In the early morning of April 11, 2003, following the decision handed down by the Council of State, the sentences were carried out and Lorenzo Enrique Copello Castillo, Bárbaro Leodán Sevilla García, and Jorge Luis Martínez Isaac executed. Nine days after the hijacking and three days after the trial.

 On October 21, 2006 the Inter-American Commission on Human Rights concluded that the State of Cuba is "responsible for violating Articles XVII and XXVI of the American Declaration to the detriment of Messrs Lorenzo Enrique Copello Castillo, Bárbaro Leodán Sevilla García and Jorge Luis Martínez Isaac, by not providing them with a fair trial." Furthermore that the State of Cuba "is responsible for violating Article 1 of the American Declaration, to the detriment of Messrs. Lorenzo Enrique Copello Castillo, Bárbaro Leodán García, and Jorge Luis Martínez Isaac, by executing them on the basis of a sentence handed down in a proceeding that did not ensure due judicial guarantees."
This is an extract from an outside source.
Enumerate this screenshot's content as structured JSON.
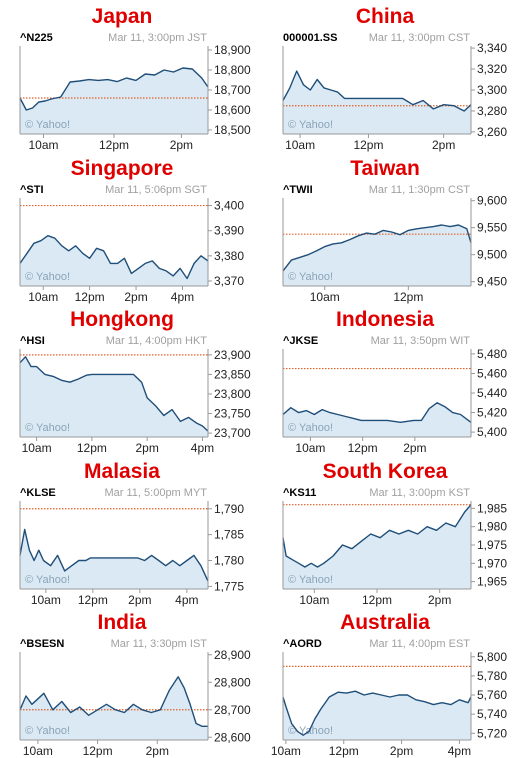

Some of the artists who signed a letter calling on criticism of the executions to stop
The executions had created a firestorm of international criticism in quarters that usually backed the Castro regime. This led to the regime obtaining the tacit support in a statement titled "LETTER OF CUBAN INTELLECTUALS AGAINST THE ATTACKS TO THE REVOLUTION"of prominent Cuban figures asking their usual allies on the Left who were criticizing the summary executions by firing squad of these three young black men to end their criticism. The list of signers are a who's who of the Cuban arts and culture: Alicia Alonso, Roberto Fernández Retamar, Miguel Barnet, Julio García Espinosa, Leo Brouwer, Fina García Marruz, Abelardo Estorino, Harold Gramatges, Roberto Fabelo, Alfredo Guevara, Pablo Armando Fernández, Eusebio Leal, Octavio Cortázar, José Loyola, Carlos Martí, Raquel Revuelta, Nancy Morejón, Silvio Rodríguez, Senel Paz, Humberto Solás, Amaury Pérez, Marta Valdés, Graziella Pogolotti, Chucho Valdés, César Portillo de la Luz, Cintio Vitier, and Omara Portuondo. 

Many of them, like Cuban singer and dancer Omara Portuondo, and Cuban pianist, composer and arranger Chucho Valdés of African descent themselves. There are two possibilities here. Either these artists and thinkers sincerely believed  that three young black men, who had not physically harmed anyone, should be tried and executed by firing squad in the space of 72 hours for reasons of national security or they were forced to sign the document to avoid falling out of favor with the dictatorship.

At the time the question of anti-black racism was raised surrounding the executions. “By executing [three young blacks], Castro was sending a clear message to the Afro-Cuban population” that dissent will not be tolerated, said Jaime Suchlicki, director of Cuban studies at the University of Miami, in a report on Cuban racism in June of 2003.